Kaptanı insanın bizzat kendisi olan geminin dümeni bağımlılığın yönlendirmeleri ile bilinmezliklere sürüklenir halde. İhtişamı dillere destan bir kulenin temelini, bir bakıma sağlığı sarsan etkenlerin başında yer alır bağımlılık. Sarsıntı ve teprenmelere dayanacak dirayeti kalmayan temelin ise ne yazık ki artık yıkılmamak için bir nedeni kalmaz. Ve yaklaşan son, sonsuzluk diye ümit ettiklerimizin sonu, üç noktalı hayallerimizin ise en acı noktası olur. Hayallere veda etmeyi kabullenmek gerçekten bu kadar kolay mı? Işığı olmayan karanlık bir yolda ilerlemek kendi bilincimize ve sağlığımıza yaptığımız haksızlık ve saygısızlığın başında gelmez mi?

Acaba duygularımızın aldığı hasara dıştan bir göz misali bakabilsek yine de bu vurdumduymazlığı sürdürür müyüz? En küçük umuda bile tutunmamızı sağlayan sağlık, bağımlı olma ve bu kapsam içerisinde yer alan hiçbir olumsuzluğun kurbanı olmayı hak etmez! Gözü kapalı bir şekilde feda edilmesi gereken, bizleri her daim ayakta tutan dayanağımız değil onun önüne çıkan engellerdir. Ruh bütünlüğümüzün daimi bir şekilde korunması başta bağımlılık ve türevleri olmak üzere yolumuzun üstündeki engelleri sonsuza dek kaldırmaktan geçer.
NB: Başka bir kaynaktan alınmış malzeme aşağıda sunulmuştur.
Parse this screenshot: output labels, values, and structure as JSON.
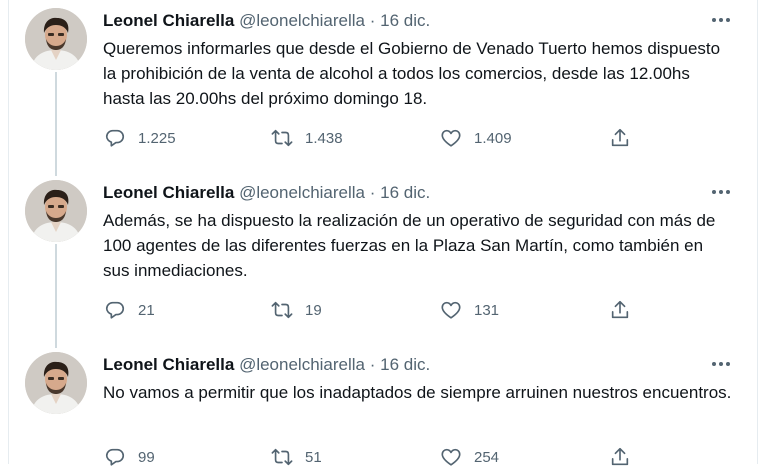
{
  "tweets": [
    {
      "author_name": "Leonel Chiarella",
      "handle": "@leonelchiarella",
      "separator": "·",
      "date": "16 dic.",
      "text": "Queremos informarles que desde el Gobierno de Venado Tuerto hemos dispuesto la prohibición de la venta de alcohol a todos los comercios, desde las 12.00hs hasta las 20.00hs del próximo domingo 18.",
      "replies": "1.225",
      "retweets": "1.438",
      "likes": "1.409"
    },
    {
      "author_name": "Leonel Chiarella",
      "handle": "@leonelchiarella",
      "separator": "·",
      "date": "16 dic.",
      "text": "Además, se ha dispuesto la realización de un operativo de seguridad con más de 100 agentes de las diferentes fuerzas en la Plaza San Martín, como también en sus inmediaciones.",
      "replies": "21",
      "retweets": "19",
      "likes": "131"
    },
    {
      "author_name": "Leonel Chiarella",
      "handle": "@leonelchiarella",
      "separator": "·",
      "date": "16 dic.",
      "text": "No vamos a permitir que los inadaptados de siempre arruinen nuestros encuentros.",
      "replies": "99",
      "retweets": "51",
      "likes": "254"
    }
  ],
  "icons": {
    "reply": "reply-icon",
    "retweet": "retweet-icon",
    "like": "heart-icon",
    "share": "share-icon",
    "more": "more-options-icon"
  },
  "colors": {
    "text": "#0f1419",
    "secondary": "#536471",
    "thread_line": "#cfd9de"
  }
}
Özümüzün kılıfı olan sağlık yıpranırsa biz diye bir şey de kalmaz. Biz olmak... Ne denli hoş geliyor kulağa değil mi? Ya hiçbir elin uzanıp yardım etmesine izin vermeden yalnızca 'yitik bir ben' olarak hayatlarımıza devam ederiz ya da sağlık kavramını sıkıştırdığımız kalıplardan çekip, yaşamımızın merkezine alarak ebedilik yolunda ilk adımını atabilmeyi başarmış "biz" oluruz. Şunu asla ve asla unutmayalım değerli büyüklerim, akranlarım ve küçüklerim: Sağlığa çizik, ruha yaradır!